I read data from Excel into a Pandas DataFrame, so that every column represents a different variable, and every row represents a different sample. I made the function below to identify potential highly correlated variables within a DataFrame, with 'high correlation' being determined by the given "threshold" input when calling the function.
import pandas as pd
def find_highly_correlated_variables(dataframe, threshold):
'''
Parameters
----------
dataframe : pandas.DataFrame
threshold : float, representing minimal absolute value for correlation between variables to be selected
Output
------
string : reading how no highly correlated variables have been found, if none have been found
list : containing pair(s) of highly correlated variables if one or more have been found
'''
# Initialization of variables and lists to work with.
df = dataframe
th = threshold
column_names = list(df.columns.values)
highly_correlated_indices = []
highly_correlated_variables = []
# Correlation matrix is created, so that correlation values can be accessed easily.
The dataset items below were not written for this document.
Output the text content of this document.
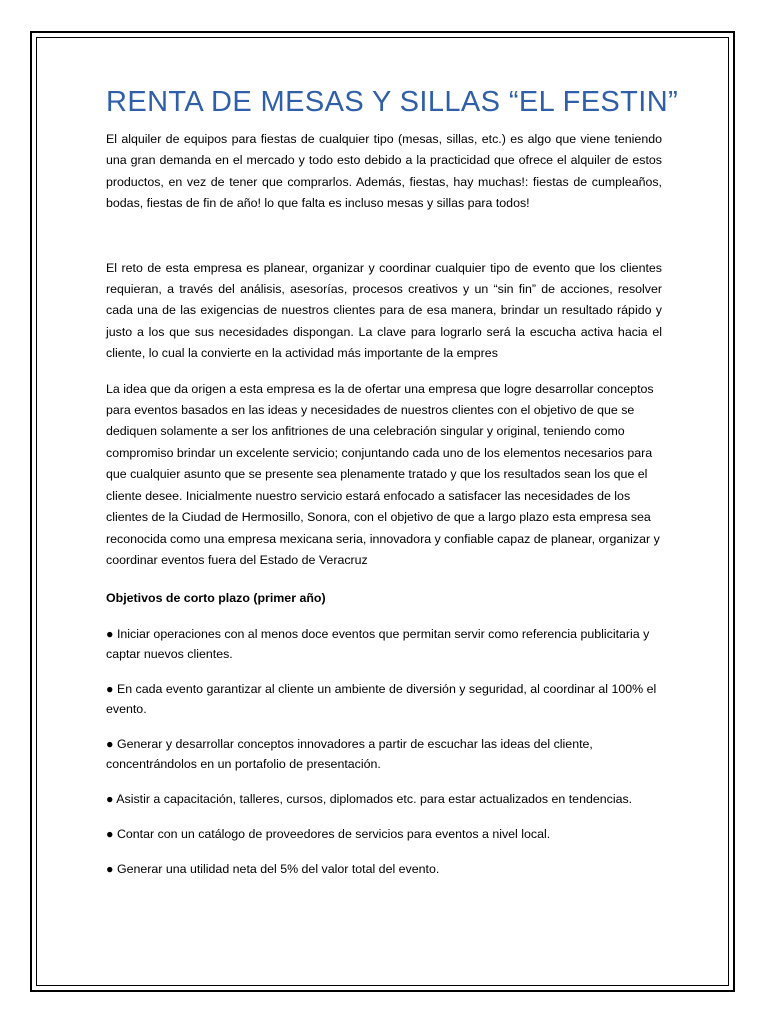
RENTA DE MESAS Y SILLAS “EL FESTIN”

El alquiler de equipos para fiestas de cualquier tipo (mesas, sillas, etc.) es algo que viene teniendo una gran demanda en el mercado y todo esto debido a la practicidad que ofrece el alquiler de estos productos, en vez de tener que comprarlos. Además, fiestas, hay muchas!: fiestas de cumpleaños, bodas, fiestas de fin de año! lo que falta es incluso mesas y sillas para todos!

El reto de esta empresa es planear, organizar y coordinar cualquier tipo de evento que los clientes requieran, a través del análisis, asesorías, procesos creativos y un “sin fin” de acciones, resolver cada una de las exigencias de nuestros clientes para de esa manera, brindar un resultado rápido y justo a los que sus necesidades dispongan. La clave para lograrlo será la escucha activa hacia el cliente, lo cual la convierte en la actividad más importante de la empres

La idea que da origen a esta empresa es la de ofertar una empresa que logre desarrollar conceptos para eventos basados en las ideas y necesidades de nuestros clientes con el objetivo de que se dediquen solamente a ser los anfitriones de una celebración singular y original, teniendo como compromiso brindar un excelente servicio; conjuntando cada uno de los elementos necesarios para que cualquier asunto que se presente sea plenamente tratado y que los resultados sean los que el cliente desee. Inicialmente nuestro servicio estará enfocado a satisfacer las necesidades de los clientes de la Ciudad de Hermosillo, Sonora, con el objetivo de que a largo plazo esta empresa sea reconocida como una empresa mexicana seria, innovadora y confiable capaz de planear, organizar y coordinar eventos fuera del Estado de Veracruz

Objetivos de corto plazo (primer año)
● Iniciar operaciones con al menos doce eventos que permitan servir como referencia publicitaria y captar nuevos clientes.
● En cada evento garantizar al cliente un ambiente de diversión y seguridad, al coordinar al 100% el evento.
● Generar y desarrollar conceptos innovadores a partir de escuchar las ideas del cliente, concentrándolos en un portafolio de presentación.
● Asistir a capacitación, talleres, cursos, diplomados etc. para estar actualizados en tendencias.
● Contar con un catálogo de proveedores de servicios para eventos a nivel local.
● Generar una utilidad neta del 5% del valor total del evento.
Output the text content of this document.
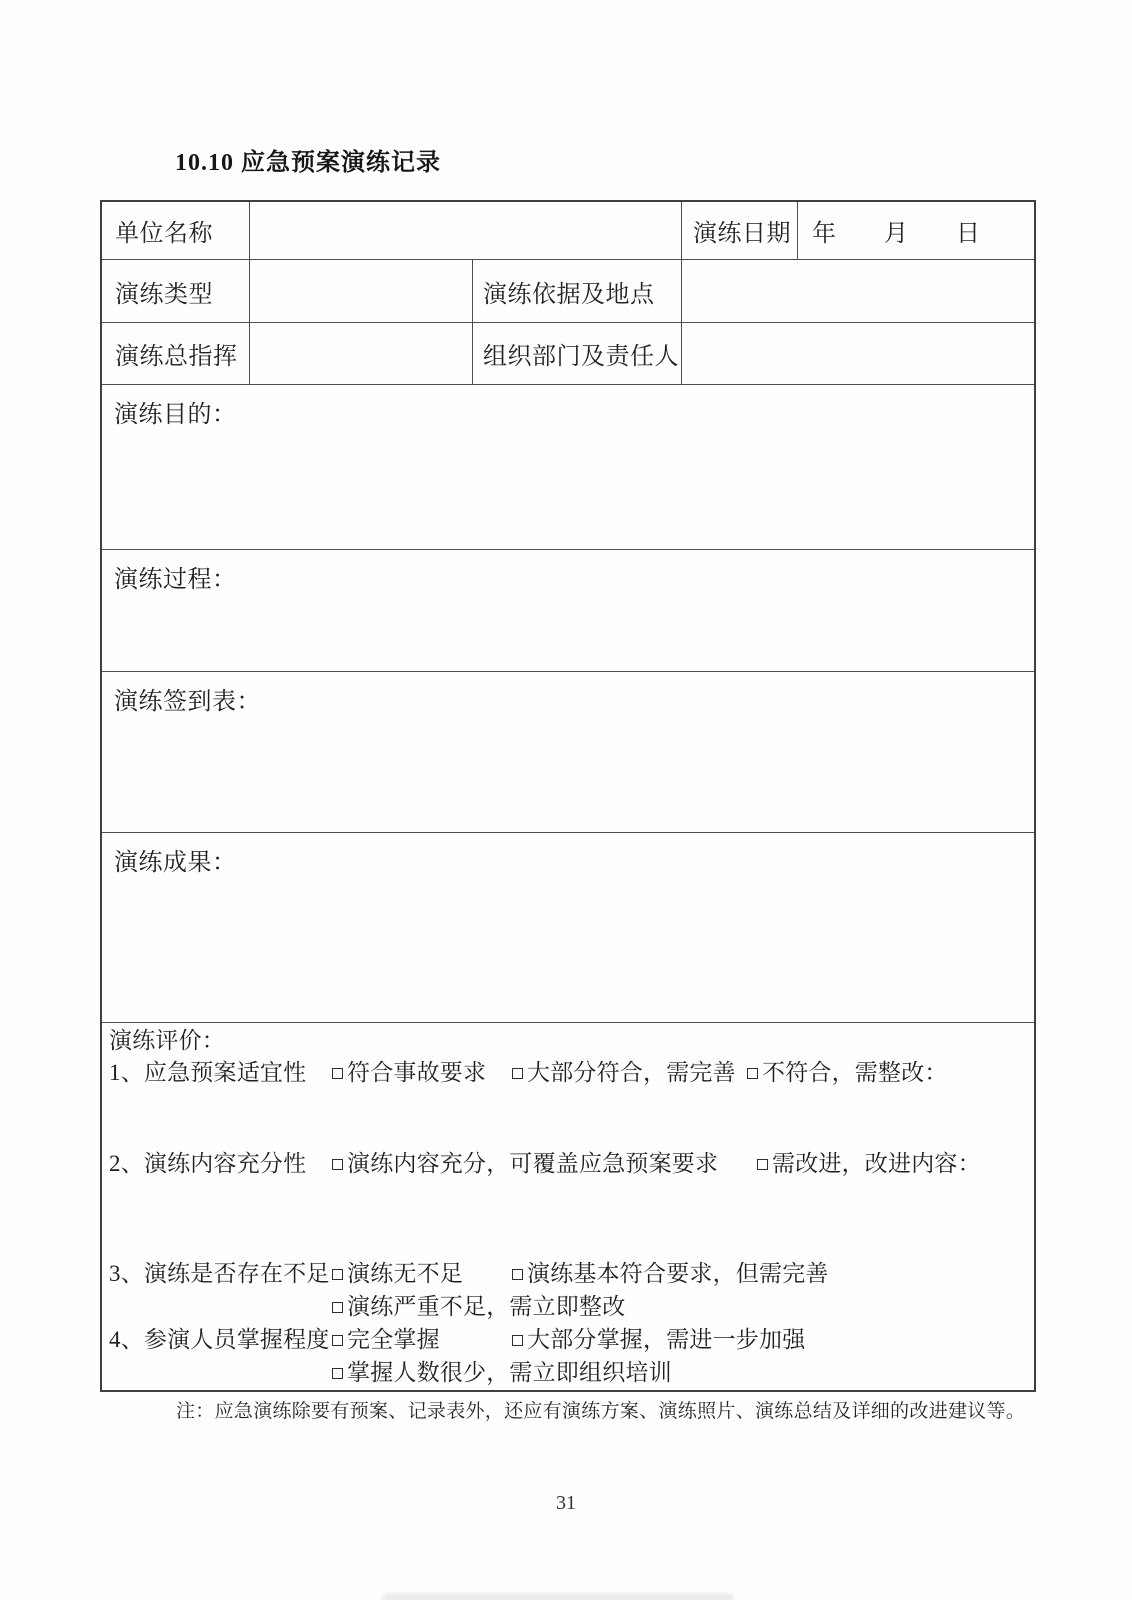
10.10 应急预案演练记录
单位名称	演练日期 年 月 日
演练类型	演练依据及地点
演练总指挥	组织部门及责任人
演练目的：
演练过程：
演练签到表：
演练成果：
演练评价：
1、应急预案适宜性	符合事故要求	大部分符合，需完善	不符合，需整改：
2、演练内容充分性	演练内容充分，可覆盖应急预案要求	需改进，改进内容：
3、演练是否存在不足 演练无不足	演练基本符合要求，但需完善
演练严重不足，需立即整改
4、参演人员掌握程度 完全掌握	大部分掌握，需进一步加强
掌握人数很少，需立即组织培训
注：应急演练除要有预案、记录表外，还应有演练方案、演练照片、演练总结及详细的改进建议等。
31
correlation_array = df.corr().values.tolist()
for i_column, column in enumerate(correlation_array):
for i_element, element in enumerate(column):
if (abs(element) >= th) & (abs(element) != 1.0):
# Prevent duplicate information from being added.
if [i_column, i_element] not in highly_correlated_indices:
highly_correlated_indices.append([i_element, i_column])
# 'Translate' element and column indices into the variable names.
for indices in highly_correlated_indices:
highly_correlated_variables.append([column_names[indices[0]], column_names[indices[1]]])
if len(highly_correlated_indices) == 0:
print("No highly correlated variables found.")
else:
return highly_correlated_variables
I know that nested for loops are not ideal with regard to time complexity, so I tried to solve it using the 'zip' function and somehow do it as follows:
for index, (column, element) in enumerate(zip(correlation_array, column)
Though I got stuck in trying to make such a solution work.
For that reason, I was quite curious whether it would be possible to improve that part of the code so that it speeds up the process compared to what it is now.
I wouldn't mind hearing other tips for improvement of course (e.g. maybe some parts can be more compact), so please don't hesitate to share such thoughts with me.